Effects of nitric oxide inhibition on basal forearm blood flow in patients with nonischemic chronic heart failure.

Increased peripheral vascular tone in patients with chronic heart failure (CHF) is an important factor which contributes to increased cardiac afterload and reduced exercise capacity, and consequent further deterioration in CHF. The role of endogenous nitric oxide (NO) in the regulation of basal vascular tone in CHF is controversial. This study has investigated (1) whether basal NO bioavailability is reduced in the peripheral vasculature of patients with nonischemic CHF in the absence of confounding factors influencing endothelial function, and (2) if a difference is found, what clinical characteristics are related to the decreased NO-dependent vasodilation. Basal forearm blood flow (FBF) of 12 patients with CHF and 14 healthy volunteers was measured before and after administration of N(G)-monomethyl-L-arginine (L-NMMA) by venous occlusion plethysmography. After L-NMMA administration, basal FBF in both healthy subjects and patients with CHF decreased significantly, with the decrease in CHF patients being less than that in healthy volunteers (-0.7+/-0.2 vs -1.5+/-0.2 ml/min per 100 ml tissue, P < 0.01). When both groups were considered together, basal FBF was closely related to the decrease in FBF after L-NMMA administration (r = -0.83. P < 0.001).
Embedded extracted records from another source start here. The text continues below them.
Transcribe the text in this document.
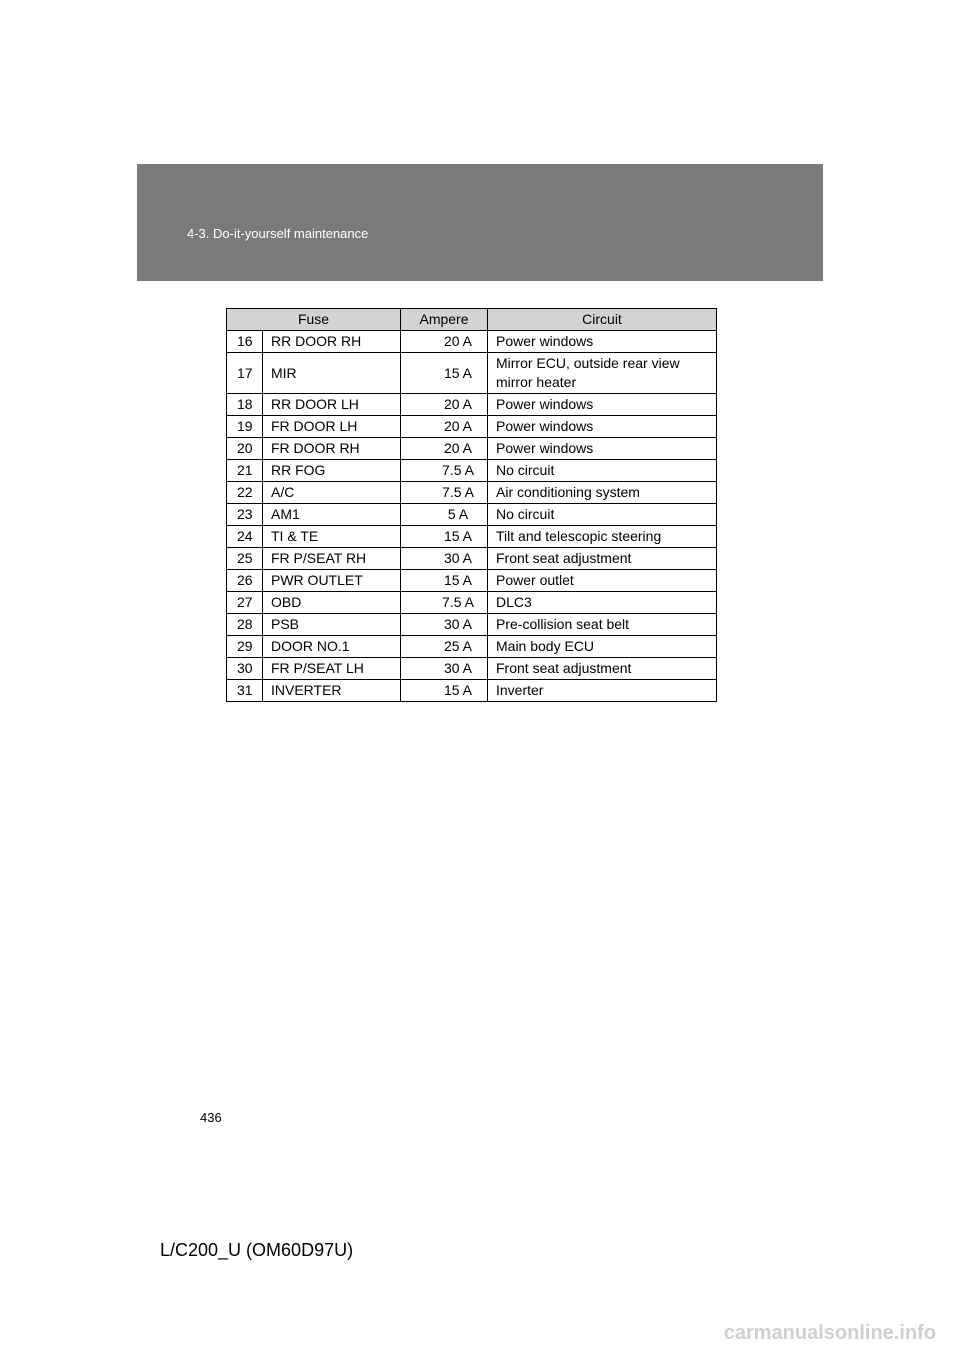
4-3. Do-it-yourself maintenance
Fuse		Ampere	Circuit
16	RR DOOR RH	20 A	Power windows
17	MIR	15 A	Mirror ECU, outside rear view mirror heater
18	RR DOOR LH	20 A	Power windows
19	FR DOOR LH	20 A	Power windows
20	FR DOOR RH	20 A	Power windows
21	RR FOG	7.5 A	No circuit
22	A/C	7.5 A	Air conditioning system
23	AM1	5 A	No circuit
24	TI & TE	15 A	Tilt and telescopic steering
25	FR P/SEAT RH	30 A	Front seat adjustment
26	PWR OUTLET	15 A	Power outlet
27	OBD	7.5 A	DLC3
28	PSB	30 A	Pre-collision seat belt
29	DOOR NO.1	25 A	Main body ECU
30	FR P/SEAT LH	30 A	Front seat adjustment
31	INVERTER	15 A	Inverter
436
L/C200_U (OM60D97U)
carmanualsonline.info
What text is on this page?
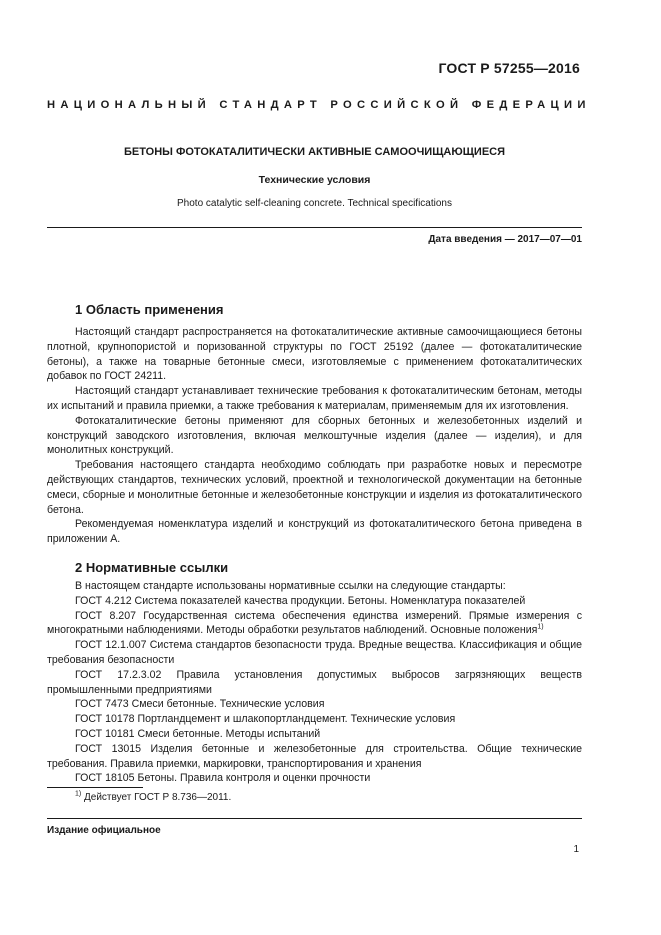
ГОСТ Р 57255—2016
НАЦИОНАЛЬНЫЙ СТАНДАРТ РОССИЙСКОЙ ФЕДЕРАЦИИ
БЕТОНЫ ФОТОКАТАЛИТИЧЕСКИ АКТИВНЫЕ САМООЧИЩАЮЩИЕСЯ
Технические условия
Photo catalytic self-cleaning concrete. Technical specifications
Дата введения — 2017—07—01
1 Область применения

Настоящий стандарт распространяется на фотокаталитические активные самоочищающиеся бетоны плотной, крупнопористой и поризованной структуры по ГОСТ 25192 (далее — фотокаталитические бетоны), а также на товарные бетонные смеси, изготовляемые с применением фотокаталитических добавок по ГОСТ 24211.

Настоящий стандарт устанавливает технические требования к фотокаталитическим бетонам, методы их испытаний и правила приемки, а также требования к материалам, применяемым для их изготовления.

Фотокаталитические бетоны применяют для сборных бетонных и железобетонных изделий и конструкций заводского изготовления, включая мелкоштучные изделия (далее — изделия), и для монолитных конструкций.

Требования настоящего стандарта необходимо соблюдать при разработке новых и пересмотре действующих стандартов, технических условий, проектной и технологической документации на бетонные смеси, сборные и монолитные бетонные и железобетонные конструкции и изделия из фотокаталитического бетона.

Рекомендуемая номенклатура изделий и конструкций из фотокаталитического бетона приведена в приложении А.

2 Нормативные ссылки

В настоящем стандарте использованы нормативные ссылки на следующие стандарты:

ГОСТ 4.212 Система показателей качества продукции. Бетоны. Номенклатура показателей

ГОСТ 8.207 Государственная система обеспечения единства измерений. Прямые измерения с многократными наблюдениями. Методы обработки результатов наблюдений. Основные положения$^{1)}$

ГОСТ 12.1.007 Система стандартов безопасности труда. Вредные вещества. Классификация и общие требования безопасности

ГОСТ 17.2.3.02 Правила установления допустимых выбросов загрязняющих веществ промышленными предприятиями

ГОСТ 7473 Смеси бетонные. Технические условия

ГОСТ 10178 Портландцемент и шлакопортландцемент. Технические условия

ГОСТ 10181 Смеси бетонные. Методы испытаний

ГОСТ 13015 Изделия бетонные и железобетонные для строительства. Общие технические требования. Правила приемки, маркировки, транспортирования и хранения

ГОСТ 18105 Бетоны. Правила контроля и оценки прочности

$^{1)}$ Действует ГОСТ Р 8.736—2011.
Издание официальное
1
When CHF patients were divided into two groups according to NYHA class, the L-NMMA-induced decrease in FBF in moderate CHF (NYHA III; n = 7) was significantly less than that in mild CHF (NYHA II; n = 5) (-0.36+/-0.13 vs -1.16+/-0.72 ml/min per 100 ml tissue, P < 0.05). In conclusion, basal bioavailability of NO in the peripheral vascular bed in nonischemic CHF is impaired, with an increase in basal vascular tone and with progression of this disorder. This suggests that impaired basal NO bioactivity may make an important contribution to the elevated peripheral vascular tone and expression of symptoms seen in CHF.